A correlação de preços entre gasolina e etanol é mínima, e ela só acontece de forma artificial nas bombas de combustível. Os preços do etanol têm um teto, definido pela gasolina. As matérias-primas petróleo/cana-de-açúcar não tem nenhuma correlação. É preciso criar uma modelo inteligente, que garanta a competividade na bomba e no campo ao mesmo tempo para o etanol e que respeite a formação de preços dos mercados, caso contrário a nossa oferta aparecerá somente em janelas de oportunidades, que muitas vezes podem ser menores de que um ciclo de produção.
 
Precisamos de mecanismos que estimulem a produção e garantam a rentabilidade para que continuemos a ofertar produto de forma crescente consistente, respeitando as regras de mercado, com um mínimo de intervenção. Não é tarefa simples, mas temos capacidade de criarmos esses mecanismos, se pensarmos em longo prazo.

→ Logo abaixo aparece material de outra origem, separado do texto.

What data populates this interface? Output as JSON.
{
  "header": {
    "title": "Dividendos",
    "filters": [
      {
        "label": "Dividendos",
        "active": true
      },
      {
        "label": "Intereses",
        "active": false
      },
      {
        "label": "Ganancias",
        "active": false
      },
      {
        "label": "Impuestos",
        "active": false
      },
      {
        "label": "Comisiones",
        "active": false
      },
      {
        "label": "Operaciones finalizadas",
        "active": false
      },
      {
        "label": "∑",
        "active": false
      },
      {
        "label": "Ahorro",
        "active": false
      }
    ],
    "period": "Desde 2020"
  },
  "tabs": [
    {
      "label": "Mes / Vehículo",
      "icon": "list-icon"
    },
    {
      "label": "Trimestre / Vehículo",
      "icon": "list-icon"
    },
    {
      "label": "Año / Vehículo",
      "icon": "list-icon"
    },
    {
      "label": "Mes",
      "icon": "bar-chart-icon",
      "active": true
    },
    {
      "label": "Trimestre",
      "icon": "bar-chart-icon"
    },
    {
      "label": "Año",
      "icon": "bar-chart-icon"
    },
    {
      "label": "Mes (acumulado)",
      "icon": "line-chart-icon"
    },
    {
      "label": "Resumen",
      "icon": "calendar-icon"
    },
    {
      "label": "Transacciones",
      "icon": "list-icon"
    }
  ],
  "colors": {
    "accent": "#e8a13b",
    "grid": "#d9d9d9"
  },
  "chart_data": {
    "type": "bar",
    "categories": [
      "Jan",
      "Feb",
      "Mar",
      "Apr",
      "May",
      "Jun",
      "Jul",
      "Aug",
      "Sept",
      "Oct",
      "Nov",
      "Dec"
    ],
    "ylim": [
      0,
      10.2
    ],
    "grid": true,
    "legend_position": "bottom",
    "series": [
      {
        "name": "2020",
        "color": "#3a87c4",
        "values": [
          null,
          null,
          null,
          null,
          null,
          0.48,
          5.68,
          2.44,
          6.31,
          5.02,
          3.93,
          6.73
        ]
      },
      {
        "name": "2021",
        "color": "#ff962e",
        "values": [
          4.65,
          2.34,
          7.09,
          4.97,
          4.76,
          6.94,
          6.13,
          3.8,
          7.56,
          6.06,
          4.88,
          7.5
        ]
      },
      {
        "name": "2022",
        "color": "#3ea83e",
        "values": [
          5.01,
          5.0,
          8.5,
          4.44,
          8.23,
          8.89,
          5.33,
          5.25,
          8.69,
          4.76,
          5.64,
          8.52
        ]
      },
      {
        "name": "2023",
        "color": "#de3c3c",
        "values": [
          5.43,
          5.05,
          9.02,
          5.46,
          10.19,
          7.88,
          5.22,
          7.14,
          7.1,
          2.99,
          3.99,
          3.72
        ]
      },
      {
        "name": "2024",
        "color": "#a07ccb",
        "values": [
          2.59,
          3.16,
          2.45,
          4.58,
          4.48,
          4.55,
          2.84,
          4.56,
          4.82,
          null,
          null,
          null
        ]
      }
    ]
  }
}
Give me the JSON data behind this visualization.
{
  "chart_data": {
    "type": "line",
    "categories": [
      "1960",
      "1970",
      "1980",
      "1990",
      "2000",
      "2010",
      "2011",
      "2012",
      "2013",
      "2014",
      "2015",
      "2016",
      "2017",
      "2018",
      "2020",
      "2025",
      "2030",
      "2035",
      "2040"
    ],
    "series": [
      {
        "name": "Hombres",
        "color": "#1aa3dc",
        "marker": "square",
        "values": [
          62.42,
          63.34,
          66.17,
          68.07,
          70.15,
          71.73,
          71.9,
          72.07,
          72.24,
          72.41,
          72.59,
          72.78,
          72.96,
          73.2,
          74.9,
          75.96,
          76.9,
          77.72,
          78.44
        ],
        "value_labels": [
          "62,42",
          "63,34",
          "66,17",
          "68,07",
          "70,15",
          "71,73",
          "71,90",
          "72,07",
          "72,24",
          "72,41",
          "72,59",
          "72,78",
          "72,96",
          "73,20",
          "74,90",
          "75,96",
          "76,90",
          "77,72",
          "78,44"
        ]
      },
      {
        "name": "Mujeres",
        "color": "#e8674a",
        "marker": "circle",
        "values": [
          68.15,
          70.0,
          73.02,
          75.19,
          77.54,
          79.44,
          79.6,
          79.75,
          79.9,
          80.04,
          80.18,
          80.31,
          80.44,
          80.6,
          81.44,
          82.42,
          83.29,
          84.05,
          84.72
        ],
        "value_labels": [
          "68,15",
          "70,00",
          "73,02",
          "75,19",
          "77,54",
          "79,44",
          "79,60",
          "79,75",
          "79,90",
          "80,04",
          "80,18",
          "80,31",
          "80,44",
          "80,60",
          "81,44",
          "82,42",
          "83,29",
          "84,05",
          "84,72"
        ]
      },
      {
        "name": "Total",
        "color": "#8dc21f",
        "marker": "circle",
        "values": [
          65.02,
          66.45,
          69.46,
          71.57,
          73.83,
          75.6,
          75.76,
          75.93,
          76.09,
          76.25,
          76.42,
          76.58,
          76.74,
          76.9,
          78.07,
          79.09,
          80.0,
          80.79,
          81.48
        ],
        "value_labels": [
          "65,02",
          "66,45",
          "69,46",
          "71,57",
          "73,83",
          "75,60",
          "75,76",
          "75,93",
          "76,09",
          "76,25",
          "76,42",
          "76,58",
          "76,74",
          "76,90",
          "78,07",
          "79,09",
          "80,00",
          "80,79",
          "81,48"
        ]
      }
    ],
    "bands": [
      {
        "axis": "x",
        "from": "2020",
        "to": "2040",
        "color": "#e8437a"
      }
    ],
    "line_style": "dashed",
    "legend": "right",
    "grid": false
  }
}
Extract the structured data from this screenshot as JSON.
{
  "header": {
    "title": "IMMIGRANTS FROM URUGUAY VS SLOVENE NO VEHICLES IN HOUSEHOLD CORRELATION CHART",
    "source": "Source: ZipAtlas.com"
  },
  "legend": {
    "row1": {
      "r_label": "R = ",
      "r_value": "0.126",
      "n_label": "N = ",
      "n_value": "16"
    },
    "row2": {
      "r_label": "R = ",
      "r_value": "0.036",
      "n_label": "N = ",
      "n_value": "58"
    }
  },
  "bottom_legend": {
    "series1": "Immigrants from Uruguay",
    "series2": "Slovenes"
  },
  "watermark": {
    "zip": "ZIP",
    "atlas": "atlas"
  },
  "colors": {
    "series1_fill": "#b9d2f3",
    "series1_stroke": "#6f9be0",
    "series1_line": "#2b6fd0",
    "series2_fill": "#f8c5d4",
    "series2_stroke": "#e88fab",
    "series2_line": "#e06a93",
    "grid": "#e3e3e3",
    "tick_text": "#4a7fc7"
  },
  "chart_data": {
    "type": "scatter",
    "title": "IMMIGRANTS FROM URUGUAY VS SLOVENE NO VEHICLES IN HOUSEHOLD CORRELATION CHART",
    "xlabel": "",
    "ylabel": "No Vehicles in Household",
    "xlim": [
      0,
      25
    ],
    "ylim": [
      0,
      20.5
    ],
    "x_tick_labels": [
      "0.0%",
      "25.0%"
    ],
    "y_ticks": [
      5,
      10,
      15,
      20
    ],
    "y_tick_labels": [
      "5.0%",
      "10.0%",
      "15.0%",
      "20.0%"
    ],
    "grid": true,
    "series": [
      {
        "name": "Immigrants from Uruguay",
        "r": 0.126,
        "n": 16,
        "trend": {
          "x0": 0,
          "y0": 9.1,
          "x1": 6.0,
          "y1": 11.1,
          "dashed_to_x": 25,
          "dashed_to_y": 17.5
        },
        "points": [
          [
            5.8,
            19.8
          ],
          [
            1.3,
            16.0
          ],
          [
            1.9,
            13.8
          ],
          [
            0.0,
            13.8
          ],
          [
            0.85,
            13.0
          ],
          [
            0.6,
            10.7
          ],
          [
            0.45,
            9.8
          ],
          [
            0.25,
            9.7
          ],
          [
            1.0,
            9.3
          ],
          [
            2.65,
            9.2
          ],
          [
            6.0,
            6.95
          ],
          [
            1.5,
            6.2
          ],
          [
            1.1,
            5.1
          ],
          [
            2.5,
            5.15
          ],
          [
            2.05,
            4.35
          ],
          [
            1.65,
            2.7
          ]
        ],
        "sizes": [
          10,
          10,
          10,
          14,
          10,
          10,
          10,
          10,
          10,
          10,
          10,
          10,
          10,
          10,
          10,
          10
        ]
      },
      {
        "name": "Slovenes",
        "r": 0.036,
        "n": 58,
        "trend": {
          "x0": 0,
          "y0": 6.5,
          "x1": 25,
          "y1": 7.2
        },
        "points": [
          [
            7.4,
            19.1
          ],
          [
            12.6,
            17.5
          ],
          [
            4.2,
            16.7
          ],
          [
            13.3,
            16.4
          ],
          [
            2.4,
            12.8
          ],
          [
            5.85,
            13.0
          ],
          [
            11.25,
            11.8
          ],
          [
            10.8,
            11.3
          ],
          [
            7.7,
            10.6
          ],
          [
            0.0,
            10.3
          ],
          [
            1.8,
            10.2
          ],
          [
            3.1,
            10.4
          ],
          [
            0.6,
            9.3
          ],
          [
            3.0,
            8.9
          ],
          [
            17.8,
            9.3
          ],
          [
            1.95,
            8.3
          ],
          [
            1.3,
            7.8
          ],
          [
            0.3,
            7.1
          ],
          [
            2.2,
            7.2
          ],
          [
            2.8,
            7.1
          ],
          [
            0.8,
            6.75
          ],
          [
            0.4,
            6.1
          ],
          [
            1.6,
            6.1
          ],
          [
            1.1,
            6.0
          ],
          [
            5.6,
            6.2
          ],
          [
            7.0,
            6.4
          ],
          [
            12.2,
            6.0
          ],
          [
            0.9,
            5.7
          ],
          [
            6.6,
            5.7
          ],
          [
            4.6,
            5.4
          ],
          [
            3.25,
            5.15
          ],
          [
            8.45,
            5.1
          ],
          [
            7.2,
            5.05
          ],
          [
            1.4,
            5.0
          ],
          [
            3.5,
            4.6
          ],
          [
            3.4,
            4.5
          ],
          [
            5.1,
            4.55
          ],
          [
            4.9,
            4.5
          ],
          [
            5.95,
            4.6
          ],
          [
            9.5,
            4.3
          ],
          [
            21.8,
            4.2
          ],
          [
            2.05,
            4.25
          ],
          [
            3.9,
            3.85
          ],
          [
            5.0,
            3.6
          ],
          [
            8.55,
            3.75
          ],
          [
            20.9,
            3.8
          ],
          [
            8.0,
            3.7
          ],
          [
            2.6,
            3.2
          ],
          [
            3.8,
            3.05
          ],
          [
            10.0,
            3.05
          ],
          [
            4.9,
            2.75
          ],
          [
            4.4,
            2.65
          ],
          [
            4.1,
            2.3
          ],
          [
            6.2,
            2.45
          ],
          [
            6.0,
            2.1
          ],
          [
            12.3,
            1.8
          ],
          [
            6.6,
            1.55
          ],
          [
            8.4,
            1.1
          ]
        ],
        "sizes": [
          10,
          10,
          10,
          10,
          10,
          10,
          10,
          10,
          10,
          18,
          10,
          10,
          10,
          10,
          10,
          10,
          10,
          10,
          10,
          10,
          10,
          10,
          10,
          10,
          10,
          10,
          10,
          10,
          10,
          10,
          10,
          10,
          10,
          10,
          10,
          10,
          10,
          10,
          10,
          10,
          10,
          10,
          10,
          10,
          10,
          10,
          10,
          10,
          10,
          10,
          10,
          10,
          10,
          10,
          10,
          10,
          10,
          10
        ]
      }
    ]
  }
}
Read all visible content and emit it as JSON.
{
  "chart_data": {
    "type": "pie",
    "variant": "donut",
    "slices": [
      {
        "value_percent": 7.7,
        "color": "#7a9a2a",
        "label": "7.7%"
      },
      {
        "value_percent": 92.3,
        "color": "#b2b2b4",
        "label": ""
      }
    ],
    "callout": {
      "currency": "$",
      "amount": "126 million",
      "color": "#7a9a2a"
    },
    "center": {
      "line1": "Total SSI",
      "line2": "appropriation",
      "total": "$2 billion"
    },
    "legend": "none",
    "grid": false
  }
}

Alguns desses mecanismos já existem, tais como a CIDE variável, funcionando como um amortecedor dos preços de petróleo, ou os mecanismos de vendas de créditos (RIN´s norte-americanos), que poderiam ser comercializados em um mercado secundário, atraindo outros agentes de mercado à cadeia de combustíveis.
 
Não temos a receita pronta, mas temos a experiência do passado e vontade de reescrevermos esse capítulo, não da forma mais fácil, que seria, mais uma vez, abandonarmos o etanol hidratado, e nos conformarmos que, momentaneamente, não faz sentido econômico, devido aos altos preços do açúcar, e sim criarmos condições para que o açúcar e também o etanol contribuam para a rentabilidade da usina e planejarmos uma produção consistente e crescente.

Esse é o desejo de todos os agentes da cadeia, para que não tenhamos que escrever o segundo capítulo do fim do etanol hidratado.